This past year has been difficult for Chinese banks, and the country’s central bank, People’s Bank Of China, said that about 13 percent of the country’s financial institutions were considered “high risk,” according to Bloomberg.
People’s Bank Of China ran a report — its 2019 China Financial Stability Report, published on Monday (Nov. 25) — and found that about 586 banks and financial institutions were highly risky, and in need of some sort of change. Though no specific banks were named, one got a score of “D,” meaning it was taken over or it went bankrupt.
In May, a lender was seized, as the financial stability of smaller banking institutions continues to worry experts. The report also showed that the state was not always willing to bail out banks. Adding to the concern is the fact that China’s economy has slowed to its lowest point in about 30 years, as well as the protracted trade war with the U.S.

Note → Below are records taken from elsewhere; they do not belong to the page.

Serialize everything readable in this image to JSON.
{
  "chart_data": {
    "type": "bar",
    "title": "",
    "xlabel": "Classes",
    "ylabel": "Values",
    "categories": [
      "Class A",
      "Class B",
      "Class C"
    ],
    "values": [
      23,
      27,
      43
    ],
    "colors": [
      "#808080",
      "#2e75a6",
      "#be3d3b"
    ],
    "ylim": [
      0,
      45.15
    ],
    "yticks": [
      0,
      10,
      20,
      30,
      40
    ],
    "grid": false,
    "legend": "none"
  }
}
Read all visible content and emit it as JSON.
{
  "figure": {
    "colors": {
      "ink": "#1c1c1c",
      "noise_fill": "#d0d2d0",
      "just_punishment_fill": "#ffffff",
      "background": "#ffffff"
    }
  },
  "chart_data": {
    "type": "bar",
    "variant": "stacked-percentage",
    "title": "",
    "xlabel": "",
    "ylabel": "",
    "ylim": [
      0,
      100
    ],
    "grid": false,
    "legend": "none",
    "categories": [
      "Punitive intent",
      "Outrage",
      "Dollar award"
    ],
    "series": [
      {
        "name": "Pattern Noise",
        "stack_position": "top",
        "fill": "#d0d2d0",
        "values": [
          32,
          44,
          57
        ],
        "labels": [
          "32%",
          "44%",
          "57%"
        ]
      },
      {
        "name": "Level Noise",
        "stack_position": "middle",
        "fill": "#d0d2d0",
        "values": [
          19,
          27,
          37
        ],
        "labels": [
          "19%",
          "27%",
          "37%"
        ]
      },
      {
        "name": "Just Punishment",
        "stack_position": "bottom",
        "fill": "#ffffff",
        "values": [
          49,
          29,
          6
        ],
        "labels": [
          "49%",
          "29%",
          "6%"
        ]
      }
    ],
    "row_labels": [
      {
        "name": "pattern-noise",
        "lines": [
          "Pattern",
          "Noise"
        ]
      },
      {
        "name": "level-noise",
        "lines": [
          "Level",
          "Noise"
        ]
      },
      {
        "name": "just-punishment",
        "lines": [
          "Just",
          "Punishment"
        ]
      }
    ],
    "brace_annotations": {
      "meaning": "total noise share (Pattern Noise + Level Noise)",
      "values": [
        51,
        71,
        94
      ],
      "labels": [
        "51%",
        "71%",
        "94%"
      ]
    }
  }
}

Due to the troubles, the banking sector in the country seems poised to see shrinking lending margins, and a potential for a large amount of bad debt. Private and foreign banks are not facing the same types of issues, the report said, but rural lenders were marked “high risk” by more than 30 percent.
People’s Bank Of China said it reached out to each bank and let them know about the rating, asking some to make changes to capital or to get rid of bad loans.
The report said that some potential risks take time to repair, and that they can “occur easily.” In addition, the slowing economy will only make it more difficult to stave them off.
Furthermore, the report said that the People’s Bank Of China should “stay cool-headed,” and take into account both economic growth and risk control. The central bank said it would continue to refine its policies to keep up with the changing economic situation in the country.